Alain Bruneel

Travail parlementaire

Budget 2020 : un nouveau budget des riches !

La majorité et le Gouvernement viennent d’adopter un nouveau budget des riches. Incapable de changer de paradigme et de remettre en cause l’obsession idéologique au retour à l’équilibre budgétaire sur le dos des politiques sociales, le Gouvernement continue sa course folle à la statistique au détriment de la population. Les députés communistes ont voté contre ce budget.

À la vérité, la stratégie de communication du Gouvernement axée sur la hausse du pouvoir d’achat et la protection de l’environnement ne trompe personne. Comment peut-on mettre en avant le pouvoir d’achat alors que, selon les chiffres de l’INSEE, 9 millions de Français vivent sous le seuil de pauvreté et qu’il y a eu plus de 200 000 nouveaux pauvres en 2018  ? Hélas, la baisse des allocations chômage amplifiera cette catastrophe. Comment se faire les chantres de l’environnement alors que, la semaine dernière, le Gouvernement a fait voter à la hâte un amendement afin de rétablir l’huile de palme dans la liste des biocarburants bénéficiant d’un avantage fiscal, avant un rétropédalage pitoyable  ?

La différence entre les discours et la réalité n’a jamais été aussi prononcée.

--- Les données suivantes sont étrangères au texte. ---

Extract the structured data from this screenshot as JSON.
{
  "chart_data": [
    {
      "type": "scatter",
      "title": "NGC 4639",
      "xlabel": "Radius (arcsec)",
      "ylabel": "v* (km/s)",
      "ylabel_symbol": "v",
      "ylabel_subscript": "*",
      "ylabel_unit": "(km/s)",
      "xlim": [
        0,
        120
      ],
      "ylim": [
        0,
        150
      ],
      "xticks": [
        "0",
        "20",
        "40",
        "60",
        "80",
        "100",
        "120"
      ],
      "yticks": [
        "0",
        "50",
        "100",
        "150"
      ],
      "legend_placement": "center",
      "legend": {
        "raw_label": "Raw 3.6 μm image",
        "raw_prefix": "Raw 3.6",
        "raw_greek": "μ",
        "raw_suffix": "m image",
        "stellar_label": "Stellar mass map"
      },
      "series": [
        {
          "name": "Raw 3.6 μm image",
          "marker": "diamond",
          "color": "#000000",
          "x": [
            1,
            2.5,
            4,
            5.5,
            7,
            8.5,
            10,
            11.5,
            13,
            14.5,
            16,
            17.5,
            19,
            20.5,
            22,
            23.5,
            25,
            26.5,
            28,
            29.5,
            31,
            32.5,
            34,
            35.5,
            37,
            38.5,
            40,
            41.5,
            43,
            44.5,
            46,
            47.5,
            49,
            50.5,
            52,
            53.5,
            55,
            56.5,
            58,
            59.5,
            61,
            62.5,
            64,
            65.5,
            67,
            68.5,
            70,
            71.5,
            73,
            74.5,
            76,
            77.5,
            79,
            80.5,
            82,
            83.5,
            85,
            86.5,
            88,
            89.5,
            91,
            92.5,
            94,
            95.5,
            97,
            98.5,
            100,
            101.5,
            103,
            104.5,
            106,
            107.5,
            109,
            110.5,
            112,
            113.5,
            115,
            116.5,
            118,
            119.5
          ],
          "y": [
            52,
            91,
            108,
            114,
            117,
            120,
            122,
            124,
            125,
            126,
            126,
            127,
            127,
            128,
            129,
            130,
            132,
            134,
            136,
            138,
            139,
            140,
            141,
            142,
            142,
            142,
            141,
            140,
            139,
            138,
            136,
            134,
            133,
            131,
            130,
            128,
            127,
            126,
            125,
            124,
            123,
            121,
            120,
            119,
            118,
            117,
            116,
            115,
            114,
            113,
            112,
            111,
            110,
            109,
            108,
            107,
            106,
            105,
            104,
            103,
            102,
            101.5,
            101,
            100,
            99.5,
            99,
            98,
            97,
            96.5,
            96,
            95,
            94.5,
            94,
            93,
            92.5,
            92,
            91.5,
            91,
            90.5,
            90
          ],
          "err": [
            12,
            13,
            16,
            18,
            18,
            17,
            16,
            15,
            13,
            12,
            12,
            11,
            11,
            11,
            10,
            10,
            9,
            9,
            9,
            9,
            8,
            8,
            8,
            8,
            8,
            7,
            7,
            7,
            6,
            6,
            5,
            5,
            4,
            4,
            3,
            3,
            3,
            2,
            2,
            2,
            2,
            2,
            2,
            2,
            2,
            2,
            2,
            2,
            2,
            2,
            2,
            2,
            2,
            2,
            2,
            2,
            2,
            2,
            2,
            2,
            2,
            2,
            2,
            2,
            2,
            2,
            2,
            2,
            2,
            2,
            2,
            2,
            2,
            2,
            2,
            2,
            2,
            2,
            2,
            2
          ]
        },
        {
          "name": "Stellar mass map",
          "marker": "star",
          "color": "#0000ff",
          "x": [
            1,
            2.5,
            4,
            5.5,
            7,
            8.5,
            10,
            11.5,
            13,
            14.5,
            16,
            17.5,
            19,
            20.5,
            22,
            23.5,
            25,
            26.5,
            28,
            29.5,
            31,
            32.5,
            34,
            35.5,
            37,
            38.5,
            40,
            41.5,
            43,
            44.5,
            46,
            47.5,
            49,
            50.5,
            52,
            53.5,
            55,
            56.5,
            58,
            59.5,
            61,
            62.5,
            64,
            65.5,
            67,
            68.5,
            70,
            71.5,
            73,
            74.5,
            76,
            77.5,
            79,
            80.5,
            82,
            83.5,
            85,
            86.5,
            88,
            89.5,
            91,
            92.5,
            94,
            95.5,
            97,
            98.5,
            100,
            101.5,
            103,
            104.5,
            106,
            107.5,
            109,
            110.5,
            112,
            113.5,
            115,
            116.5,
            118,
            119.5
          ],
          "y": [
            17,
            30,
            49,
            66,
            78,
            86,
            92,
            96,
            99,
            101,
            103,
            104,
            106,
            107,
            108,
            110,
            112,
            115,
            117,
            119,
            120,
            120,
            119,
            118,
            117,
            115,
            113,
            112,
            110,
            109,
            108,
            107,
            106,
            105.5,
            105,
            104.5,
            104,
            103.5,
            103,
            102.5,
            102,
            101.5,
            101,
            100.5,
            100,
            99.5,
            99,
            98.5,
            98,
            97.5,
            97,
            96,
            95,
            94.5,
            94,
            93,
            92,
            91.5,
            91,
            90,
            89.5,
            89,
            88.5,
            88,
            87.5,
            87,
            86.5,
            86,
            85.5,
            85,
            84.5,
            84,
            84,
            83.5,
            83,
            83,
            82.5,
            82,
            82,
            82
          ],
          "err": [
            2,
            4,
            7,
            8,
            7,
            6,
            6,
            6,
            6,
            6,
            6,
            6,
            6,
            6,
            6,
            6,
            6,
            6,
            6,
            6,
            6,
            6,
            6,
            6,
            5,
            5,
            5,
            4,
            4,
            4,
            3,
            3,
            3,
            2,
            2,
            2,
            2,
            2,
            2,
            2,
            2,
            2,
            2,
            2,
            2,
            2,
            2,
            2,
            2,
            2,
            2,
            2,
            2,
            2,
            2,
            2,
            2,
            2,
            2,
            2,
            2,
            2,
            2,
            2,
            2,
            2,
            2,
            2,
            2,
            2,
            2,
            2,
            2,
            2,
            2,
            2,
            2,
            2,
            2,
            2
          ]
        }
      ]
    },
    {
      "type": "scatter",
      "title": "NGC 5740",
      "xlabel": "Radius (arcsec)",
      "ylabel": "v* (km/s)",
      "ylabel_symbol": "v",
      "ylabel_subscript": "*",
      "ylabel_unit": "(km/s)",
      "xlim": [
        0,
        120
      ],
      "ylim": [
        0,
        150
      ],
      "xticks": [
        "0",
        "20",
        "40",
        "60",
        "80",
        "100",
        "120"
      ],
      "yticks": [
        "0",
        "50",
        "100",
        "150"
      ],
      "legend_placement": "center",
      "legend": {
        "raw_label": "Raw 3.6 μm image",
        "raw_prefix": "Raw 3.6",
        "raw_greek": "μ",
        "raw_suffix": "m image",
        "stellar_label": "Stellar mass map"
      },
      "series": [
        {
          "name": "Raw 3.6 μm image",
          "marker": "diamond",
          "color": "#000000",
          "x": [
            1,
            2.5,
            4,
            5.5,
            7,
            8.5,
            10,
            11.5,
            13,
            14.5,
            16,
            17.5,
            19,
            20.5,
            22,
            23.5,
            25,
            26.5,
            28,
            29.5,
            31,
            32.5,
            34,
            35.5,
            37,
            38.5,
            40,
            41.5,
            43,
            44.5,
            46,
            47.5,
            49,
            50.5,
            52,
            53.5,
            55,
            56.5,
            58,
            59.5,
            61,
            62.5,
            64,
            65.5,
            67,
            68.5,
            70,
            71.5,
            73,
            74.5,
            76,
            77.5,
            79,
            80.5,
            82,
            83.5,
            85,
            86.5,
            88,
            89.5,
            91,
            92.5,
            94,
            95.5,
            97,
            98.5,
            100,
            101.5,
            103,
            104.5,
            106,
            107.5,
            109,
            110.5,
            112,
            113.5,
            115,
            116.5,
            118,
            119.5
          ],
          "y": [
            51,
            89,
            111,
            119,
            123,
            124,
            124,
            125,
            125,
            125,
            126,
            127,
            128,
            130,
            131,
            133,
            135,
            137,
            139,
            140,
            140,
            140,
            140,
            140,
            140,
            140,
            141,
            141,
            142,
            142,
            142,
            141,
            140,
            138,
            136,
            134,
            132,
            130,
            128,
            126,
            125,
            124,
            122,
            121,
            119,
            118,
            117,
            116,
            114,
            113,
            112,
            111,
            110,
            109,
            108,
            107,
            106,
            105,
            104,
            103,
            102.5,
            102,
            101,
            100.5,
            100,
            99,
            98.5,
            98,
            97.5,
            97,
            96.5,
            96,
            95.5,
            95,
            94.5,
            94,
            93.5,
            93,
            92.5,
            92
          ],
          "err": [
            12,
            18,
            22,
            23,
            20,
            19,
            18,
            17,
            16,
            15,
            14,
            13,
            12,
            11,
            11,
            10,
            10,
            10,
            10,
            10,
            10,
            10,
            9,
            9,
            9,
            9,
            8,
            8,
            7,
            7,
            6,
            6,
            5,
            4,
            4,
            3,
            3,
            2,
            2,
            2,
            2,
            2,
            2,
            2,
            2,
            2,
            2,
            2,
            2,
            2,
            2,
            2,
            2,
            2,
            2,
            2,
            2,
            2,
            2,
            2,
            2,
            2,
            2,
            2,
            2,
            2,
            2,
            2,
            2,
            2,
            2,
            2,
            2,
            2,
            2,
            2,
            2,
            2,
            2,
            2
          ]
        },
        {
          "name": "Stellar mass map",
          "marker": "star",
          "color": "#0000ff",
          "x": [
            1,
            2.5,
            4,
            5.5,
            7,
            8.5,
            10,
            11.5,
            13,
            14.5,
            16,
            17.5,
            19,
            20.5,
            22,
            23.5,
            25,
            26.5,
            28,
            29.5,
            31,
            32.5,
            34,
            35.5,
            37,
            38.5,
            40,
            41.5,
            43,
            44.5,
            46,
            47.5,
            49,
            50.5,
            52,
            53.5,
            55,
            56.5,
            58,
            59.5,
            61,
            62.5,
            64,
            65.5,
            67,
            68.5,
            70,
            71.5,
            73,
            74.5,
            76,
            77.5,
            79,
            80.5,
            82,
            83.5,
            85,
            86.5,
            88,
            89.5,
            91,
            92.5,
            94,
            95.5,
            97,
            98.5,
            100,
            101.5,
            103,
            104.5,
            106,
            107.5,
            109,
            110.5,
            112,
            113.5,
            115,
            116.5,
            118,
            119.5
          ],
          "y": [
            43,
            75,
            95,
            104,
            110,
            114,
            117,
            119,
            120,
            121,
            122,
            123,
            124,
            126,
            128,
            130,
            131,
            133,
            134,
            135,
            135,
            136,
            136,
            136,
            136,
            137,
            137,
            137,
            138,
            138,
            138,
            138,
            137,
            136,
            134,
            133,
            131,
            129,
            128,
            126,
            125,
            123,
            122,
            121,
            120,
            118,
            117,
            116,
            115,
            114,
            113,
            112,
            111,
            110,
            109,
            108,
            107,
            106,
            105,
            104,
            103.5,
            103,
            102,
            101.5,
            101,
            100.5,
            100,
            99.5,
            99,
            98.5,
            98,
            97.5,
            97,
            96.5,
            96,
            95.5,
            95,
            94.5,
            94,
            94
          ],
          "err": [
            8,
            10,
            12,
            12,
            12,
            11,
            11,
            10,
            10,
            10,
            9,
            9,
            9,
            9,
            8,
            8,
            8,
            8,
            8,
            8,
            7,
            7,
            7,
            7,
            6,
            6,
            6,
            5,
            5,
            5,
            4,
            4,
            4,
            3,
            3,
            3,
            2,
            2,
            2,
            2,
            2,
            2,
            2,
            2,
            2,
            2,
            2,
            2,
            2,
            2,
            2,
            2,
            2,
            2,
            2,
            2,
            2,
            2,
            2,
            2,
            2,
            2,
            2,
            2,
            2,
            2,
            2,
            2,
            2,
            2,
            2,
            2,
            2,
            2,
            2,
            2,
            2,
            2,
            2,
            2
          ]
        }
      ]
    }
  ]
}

Les injustices et la misère fleurissent mais ce Gouvernement refuse de voir la vérité en face. Pourtant, « il y a consensus sur les origines du mal  : dans une mondialisation désordonnée et surtout dérégulée, le capitalisme provoque plus que jamais des inégalités grandissantes. Chaque Français sent bien que la croissance générale profite principalement à quelques-uns. (…) Force – et gêne – est de constater que, durant l’année des « gilets jaunes », les distributions de dividendes ont battu leur record historique et que les émoluments des patrons du CAC 40 ont crû de 14 %. Qu’on soit de droite, du centre ou de gauche, cette seule énonciation provoque l’indignation, explique la révolte. » À quelques mots près, nous aurions pu écrire cela  ! Il s’agit pourtant d’un extrait d’une tribune parue ce week-end dans Le Parisien, à l’initiative du MODEM – vos alliés. L’exaspération exprimée dans une tribune ne suffit pas. Surtout quand ces mêmes alliés votent le budget.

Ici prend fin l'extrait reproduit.